SNOMED CT will help researchers understand how caregivers think
when they structure patient care and how they apply logic to disease
processes. We are truly not far from the time when patients will
carry their medical records on secure, updatable cards, cards that
will guarantee that the same data are brought to each clinical encounter.
As primary care physicians, researchers, public health officials,
and quality gurus see the many ways that electronic health records
will serve patients and the science of medicine, we can expect that
total health care electronic encoding will evolve into the accepted
standard.
These imperatives
will drive the use of electronic records in the direct care of patients,
now already visible in the avant-garde hospitals in our country.
Computers in most institutions are still used only for financial
record keeping and within the laboratories. Computerized recording
of patient encounter information and order entry for laboratory
tests, prescriptions, and radiologic exams, for example, are virtually
untapped areas. Our challenge now is to advocate for quality and
encourage a cultural change within medicine to bring electronic
records into every patient encounter.
When the Committee
on Nomenclature and Classification of Disease began its work on
SNOP in the early ’50s, and as we since then invested intellectual
and financial capital in SNOMED, we did not know that the pieces
would fall into place in the summer of 2003. Our reward was not
wholly predictable, but now we stand proud of having developed SNOMED
CT for the health care needs of the world.

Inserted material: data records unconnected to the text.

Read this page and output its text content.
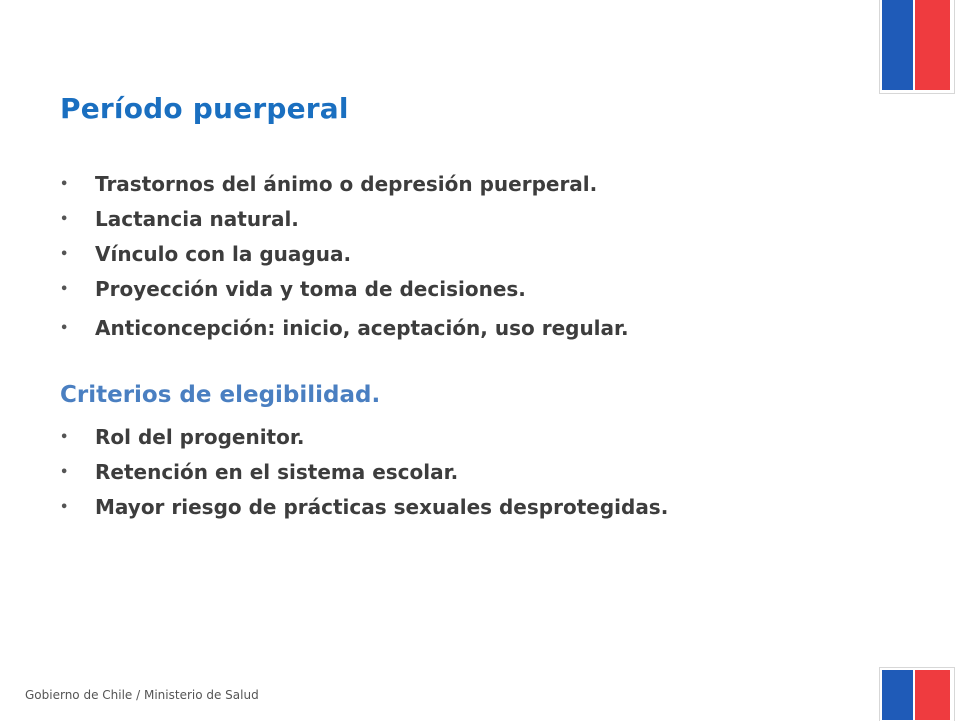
Período puerperal
• Trastornos del ánimo o depresión puerperal.
• Lactancia natural.
• Vínculo con la guagua.
• Proyección vida y toma de decisiones.
• Anticoncepción: inicio, aceptación, uso regular.
Criterios de elegibilidad.
• Rol del progenitor.
• Retención en el sistema escolar.
• Mayor riesgo de prácticas sexuales desprotegidas.
Gobierno de Chile / Ministerio de Salud
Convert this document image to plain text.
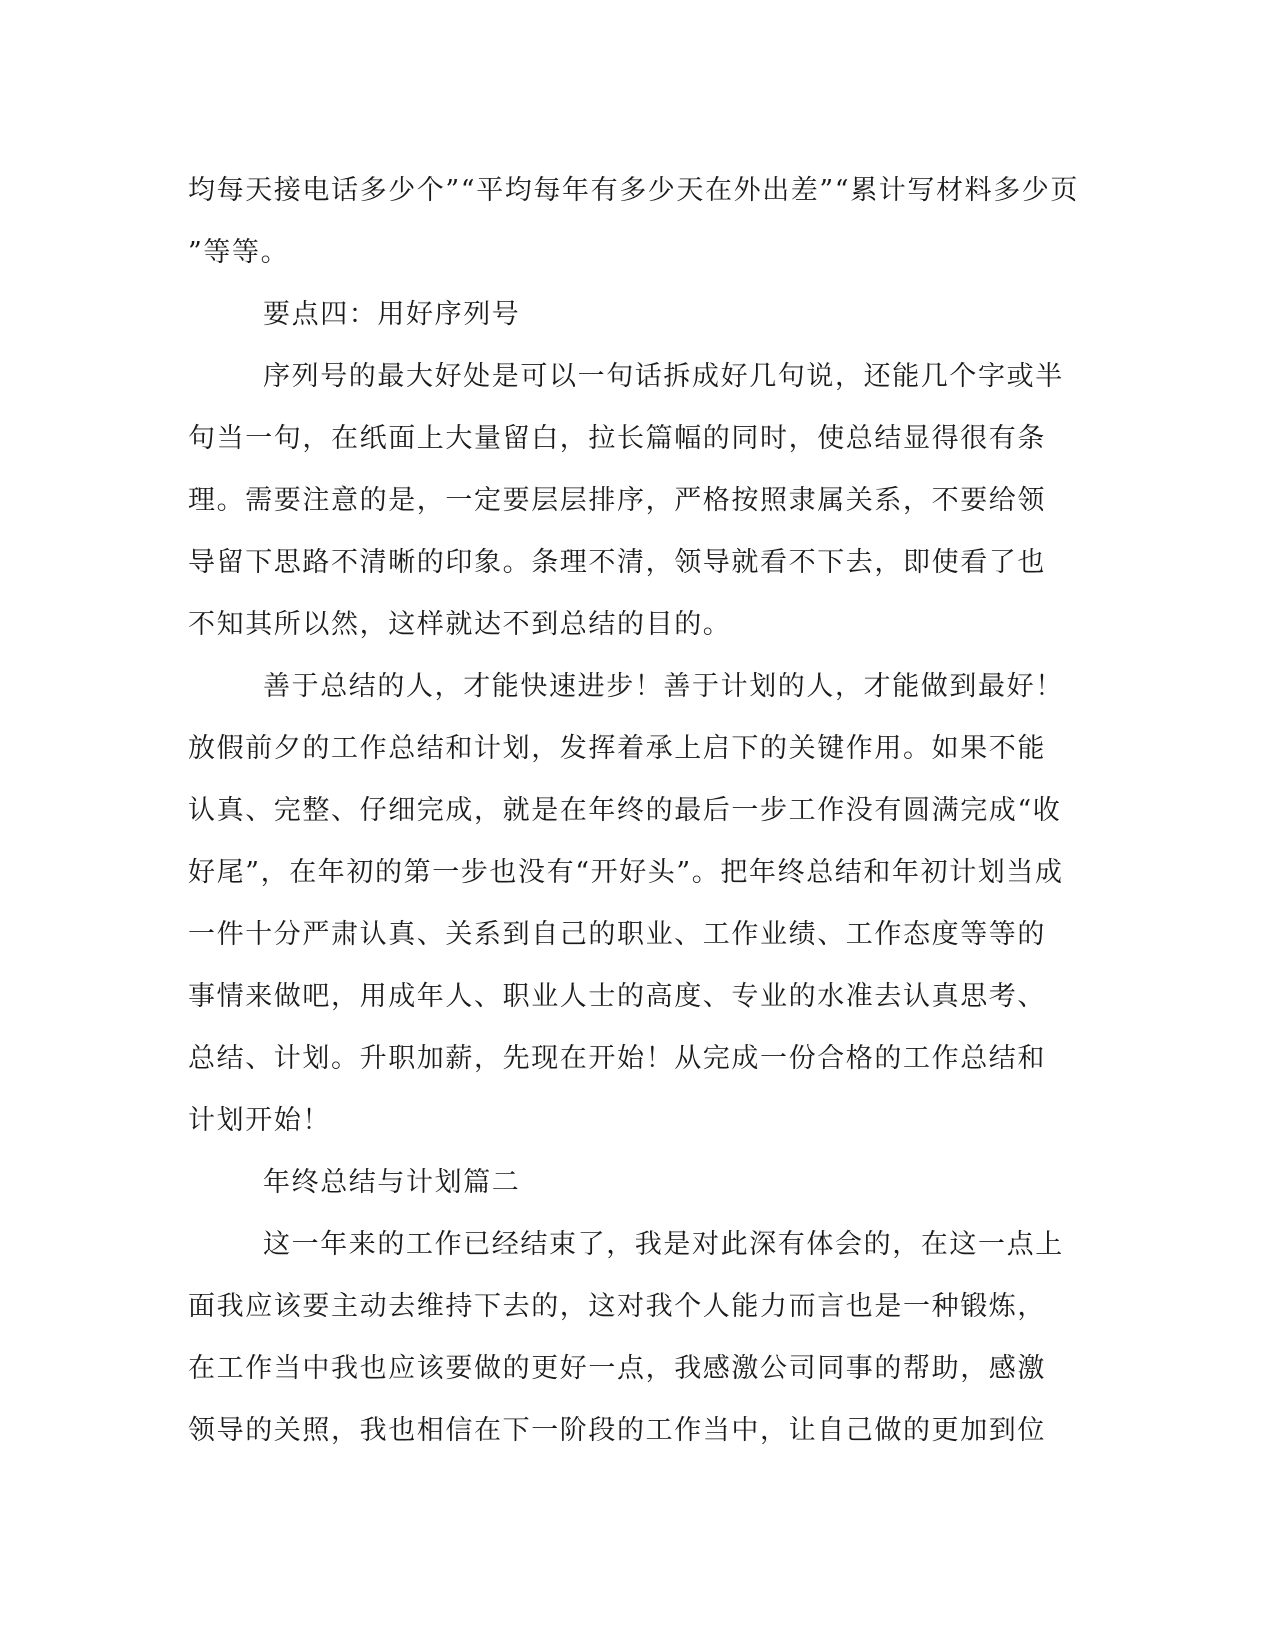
均每天接电话多少个”“平均每年有多少天在外出差”“累计写材料多少页
”等等。
要点四：用好序列号
序列号的最大好处是可以一句话拆成好几句说，还能几个字或半
句当一句，在纸面上大量留白，拉长篇幅的同时，使总结显得很有条
理。需要注意的是，一定要层层排序，严格按照隶属关系，不要给领
导留下思路不清晰的印象。条理不清，领导就看不下去，即使看了也
不知其所以然，这样就达不到总结的目的。
善于总结的人，才能快速进步！善于计划的人，才能做到最好！
放假前夕的工作总结和计划，发挥着承上启下的关键作用。如果不能
认真、完整、仔细完成，就是在年终的最后一步工作没有圆满完成“收
好尾”，在年初的第一步也没有“开好头”。把年终总结和年初计划当成
一件十分严肃认真、关系到自己的职业、工作业绩、工作态度等等的
事情来做吧，用成年人、职业人士的高度、专业的水准去认真思考、
总结、计划。升职加薪，先现在开始！从完成一份合格的工作总结和
计划开始！
年终总结与计划篇二
这一年来的工作已经结束了，我是对此深有体会的，在这一点上
面我应该要主动去维持下去的，这对我个人能力而言也是一种锻炼，
在工作当中我也应该要做的更好一点，我感激公司同事的帮助，感激
领导的关照，我也相信在下一阶段的工作当中，让自己做的更加到位
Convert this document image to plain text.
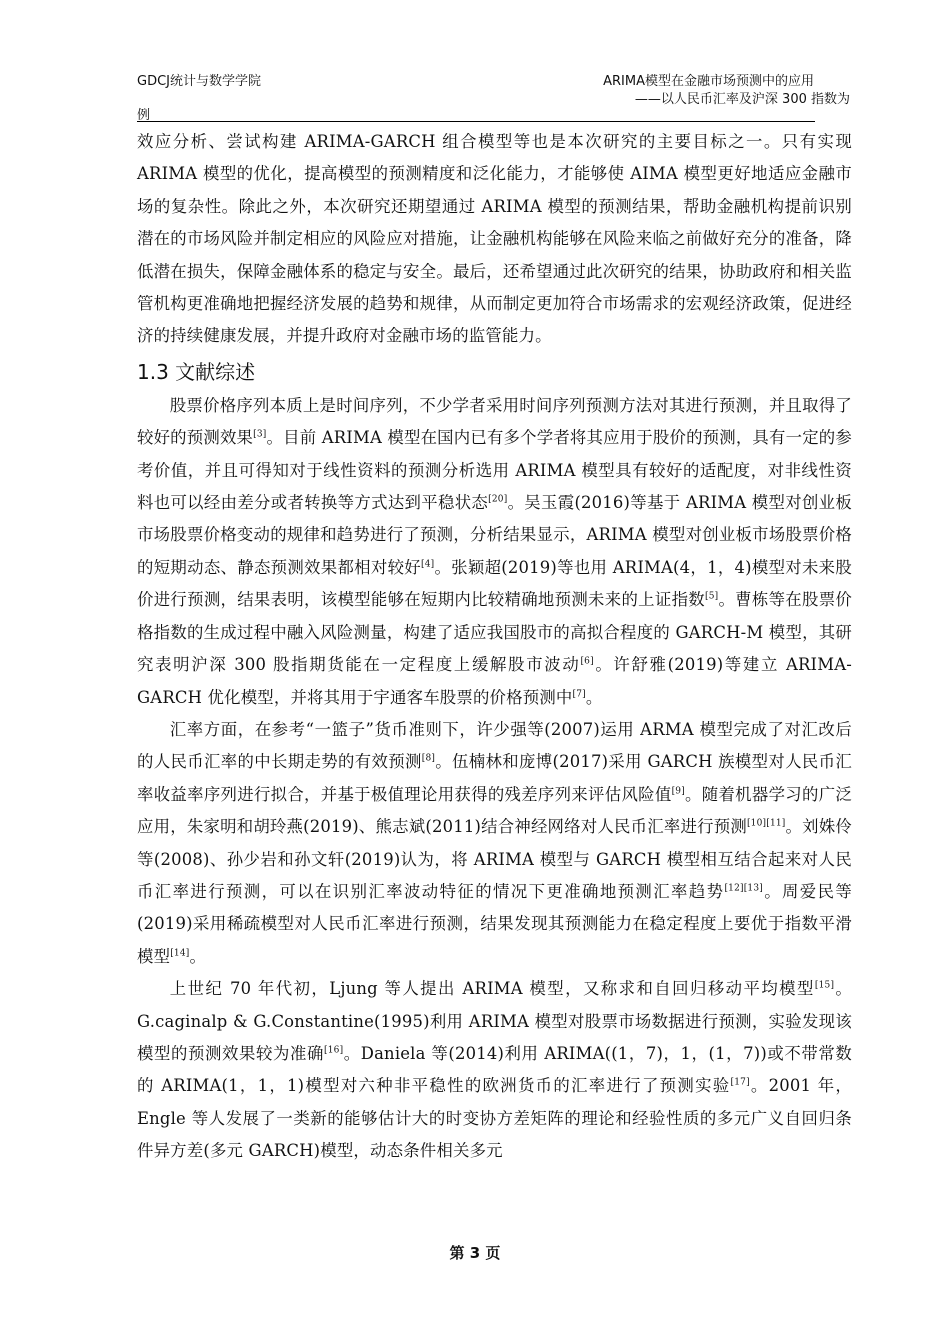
GDCJ统计与数学学院	ARIMA模型在金融市场预测中的应用
——以人民币汇率及沪深 300 指数为
例

效应分析、尝试构建 ARIMA-GARCH 组合模型等也是本次研究的主要目标之一。只有实现 ARIMA 模型的优化，提高模型的预测精度和泛化能力，才能够使 AIMA 模型更好地适应金融市场的复杂性。除此之外，本次研究还期望通过 ARIMA 模型的预测结果，帮助金融机构提前识别潜在的市场风险并制定相应的风险应对措施，让金融机构能够在风险来临之前做好充分的准备，降低潜在损失，保障金融体系的稳定与安全。最后，还希望通过此次研究的结果，协助政府和相关监管机构更准确地把握经济发展的趋势和规律，从而制定更加符合市场需求的宏观经济政策，促进经济的持续健康发展，并提升政府对金融市场的监管能力。

1.3 文献综述

股票价格序列本质上是时间序列，不少学者采用时间序列预测方法对其进行预测，并且取得了较好的预测效果[3]。目前 ARIMA 模型在国内已有多个学者将其应用于股价的预测，具有一定的参考价值，并且可得知对于线性资料的预测分析选用 ARIMA 模型具有较好的适配度，对非线性资料也可以经由差分或者转换等方式达到平稳状态[20]。吴玉霞(2016)等基于 ARIMA 模型对创业板市场股票价格变动的规律和趋势进行了预测，分析结果显示，ARIMA 模型对创业板市场股票价格的短期动态、静态预测效果都相对较好[4]。张颖超(2019)等也用 ARIMA(4，1，4)模型对未来股价进行预测，结果表明，该模型能够在短期内比较精确地预测未来的上证指数[5]。曹栋等在股票价格指数的生成过程中融入风险测量，构建了适应我国股市的高拟合程度的 GARCH-M 模型，其研究表明沪深 300 股指期货能在一定程度上缓解股市波动[6]。许舒雅(2019)等建立 ARIMA-GARCH 优化模型，并将其用于宇通客车股票的价格预测中[7]。

汇率方面，在参考“一篮子”货币准则下，许少强等(2007)运用 ARMA 模型完成了对汇改后的人民币汇率的中长期走势的有效预测[8]。伍楠林和庞博(2017)采用 GARCH 族模型对人民币汇率收益率序列进行拟合，并基于极值理论用获得的残差序列来评估风险值[9]。随着机器学习的广泛应用，朱家明和胡玲燕(2019)、熊志斌(2011)结合神经网络对人民币汇率进行预测[10][11]。刘姝伶等(2008)、孙少岩和孙文轩(2019)认为，将 ARIMA 模型与 GARCH 模型相互结合起来对人民币汇率进行预测，可以在识别汇率波动特征的情况下更准确地预测汇率趋势[12][13]。周爱民等(2019)采用稀疏模型对人民币汇率进行预测，结果发现其预测能力在稳定程度上要优于指数平滑模型[14]。

上世纪 70 年代初，Ljung 等人提出 ARIMA 模型，又称求和自回归移动平均模型[15]。G.caginalp & G.Constantine(1995)利用 ARIMA 模型对股票市场数据进行预测，实验发现该模型的预测效果较为准确[16]。Daniela 等(2014)利用 ARIMA((1，7)，1，(1，7))或不带常数的 ARIMA(1，1，1)模型对六种非平稳性的欧洲货币的汇率进行了预测实验[17]。2001 年，Engle 等人发展了一类新的能够估计大的时变协方差矩阵的理论和经验性质的多元广义自回归条件异方差(多元 GARCH)模型，动态条件相关多元

第 3 页
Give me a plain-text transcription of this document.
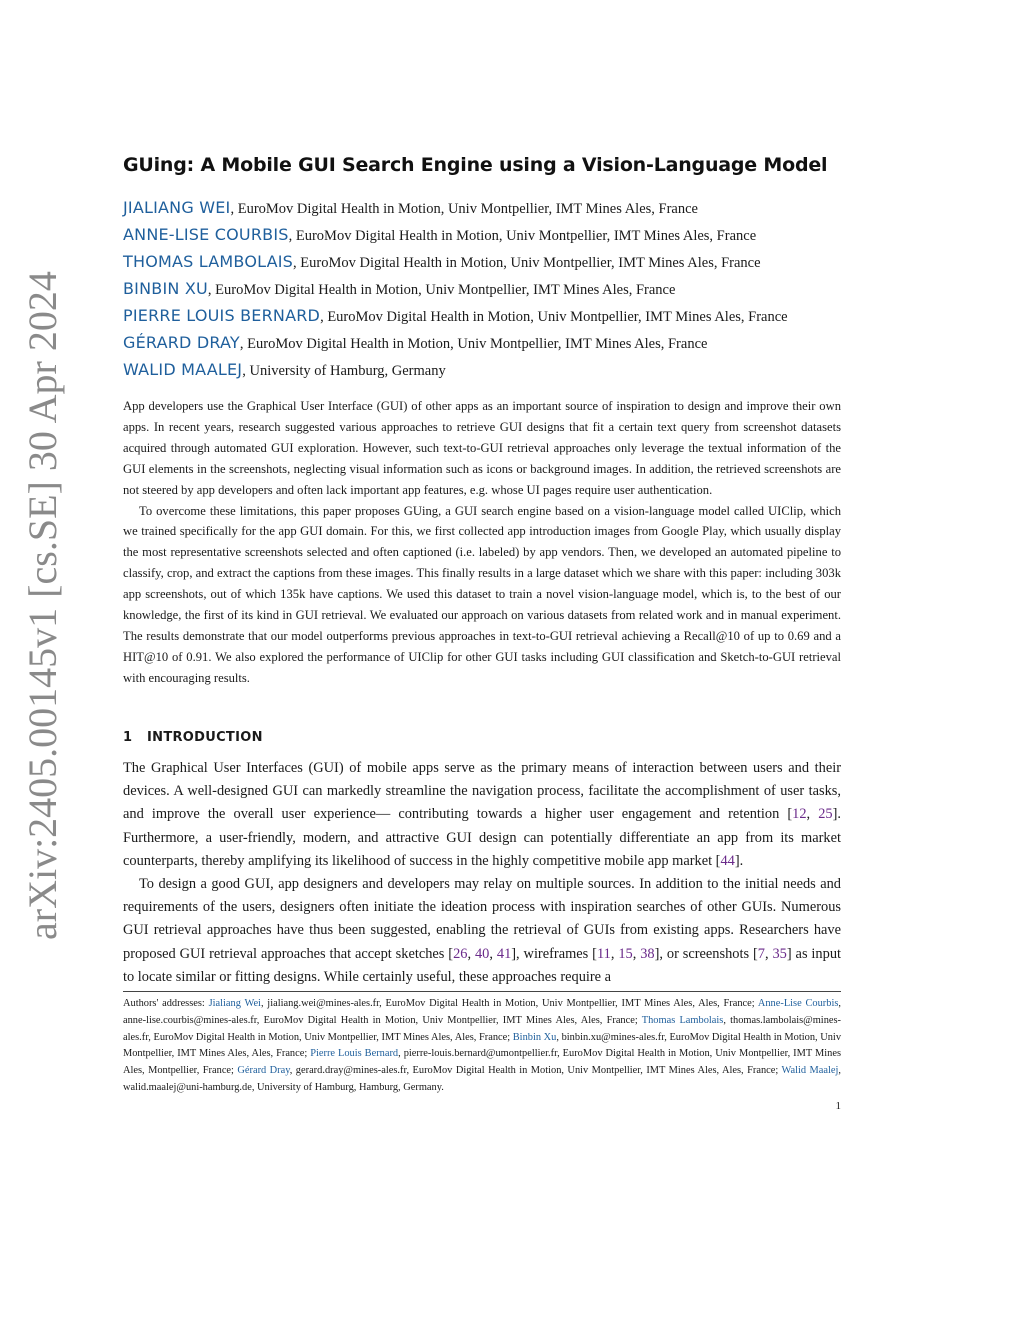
arXiv:2405.00145v1 [cs.SE] 30 Apr 2024
GUing: A Mobile GUI Search Engine using a Vision-Language Model
JIALIANG WEI, EuroMov Digital Health in Motion, Univ Montpellier, IMT Mines Ales, France
ANNE-LISE COURBIS, EuroMov Digital Health in Motion, Univ Montpellier, IMT Mines Ales, France
THOMAS LAMBOLAIS, EuroMov Digital Health in Motion, Univ Montpellier, IMT Mines Ales, France
BINBIN XU, EuroMov Digital Health in Motion, Univ Montpellier, IMT Mines Ales, France
PIERRE LOUIS BERNARD, EuroMov Digital Health in Motion, Univ Montpellier, IMT Mines Ales, France
GÉRARD DRAY, EuroMov Digital Health in Motion, Univ Montpellier, IMT Mines Ales, France
WALID MAALEJ, University of Hamburg, Germany

App developers use the Graphical User Interface (GUI) of other apps as an important source of inspiration to design and improve their own apps. In recent years, research suggested various approaches to retrieve GUI designs that fit a certain text query from screenshot datasets acquired through automated GUI exploration. However, such text-to-GUI retrieval approaches only leverage the textual information of the GUI elements in the screenshots, neglecting visual information such as icons or background images. In addition, the retrieved screenshots are not steered by app developers and often lack important app features, e.g. whose UI pages require user authentication.

To overcome these limitations, this paper proposes GUing, a GUI search engine based on a vision-language model called UIClip, which we trained specifically for the app GUI domain. For this, we first collected app introduction images from Google Play, which usually display the most representative screenshots selected and often captioned (i.e. labeled) by app vendors. Then, we developed an automated pipeline to classify, crop, and extract the captions from these images. This finally results in a large dataset which we share with this paper: including 303k app screenshots, out of which 135k have captions. We used this dataset to train a novel vision-language model, which is, to the best of our knowledge, the first of its kind in GUI retrieval. We evaluated our approach on various datasets from related work and in manual experiment. The results demonstrate that our model outperforms previous approaches in text-to-GUI retrieval achieving a Recall@10 of up to 0.69 and a HIT@10 of 0.91. We also explored the performance of UIClip for other GUI tasks including GUI classification and Sketch-to-GUI retrieval with encouraging results.

1 INTRODUCTION

The Graphical User Interfaces (GUI) of mobile apps serve as the primary means of interaction between users and their devices. A well-designed GUI can markedly streamline the navigation process, facilitate the accomplishment of user tasks, and improve the overall user experience— contributing towards a higher user engagement and retention [12, 25]. Furthermore, a user-friendly, modern, and attractive GUI design can potentially differentiate an app from its market counterparts, thereby amplifying its likelihood of success in the highly competitive mobile app market [44].

To design a good GUI, app designers and developers may relay on multiple sources. In addition to the initial needs and requirements of the users, designers often initiate the ideation process with inspiration searches of other GUIs. Numerous GUI retrieval approaches have thus been suggested, enabling the retrieval of GUIs from existing apps. Researchers have proposed GUI retrieval approaches that accept sketches [26, 40, 41], wireframes [11, 15, 38], or screenshots [7, 35] as input to locate similar or fitting designs. While certainly useful, these approaches require a

Authors' addresses: Jialiang Wei, jialiang.wei@mines-ales.fr, EuroMov Digital Health in Motion, Univ Montpellier, IMT Mines Ales, Ales, France; Anne-Lise Courbis, anne-lise.courbis@mines-ales.fr, EuroMov Digital Health in Motion, Univ Montpellier, IMT Mines Ales, Ales, France; Thomas Lambolais, thomas.lambolais@mines-ales.fr, EuroMov Digital Health in Motion, Univ Montpellier, IMT Mines Ales, Ales, France; Binbin Xu, binbin.xu@mines-ales.fr, EuroMov Digital Health in Motion, Univ Montpellier, IMT Mines Ales, Ales, France; Pierre Louis Bernard, pierre-louis.bernard@umontpellier.fr, EuroMov Digital Health in Motion, Univ Montpellier, IMT Mines Ales, Montpellier, France; Gérard Dray, gerard.dray@mines-ales.fr, EuroMov Digital Health in Motion, Univ Montpellier, IMT Mines Ales, Ales, France; Walid Maalej, walid.maalej@uni-hamburg.de, University of Hamburg, Hamburg, Germany.
1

We know we cannot hope
to recoup our past investments, and the government contract is not
likely to cover the entire cost of maintaining the program. But
we always must remember our calling as physicians dedicated to patient
service. We must be secure in knowing that as a learned profession
we must give our knowledge and our work to those who follow us,
just as those who have preceded us gave knowledge to us.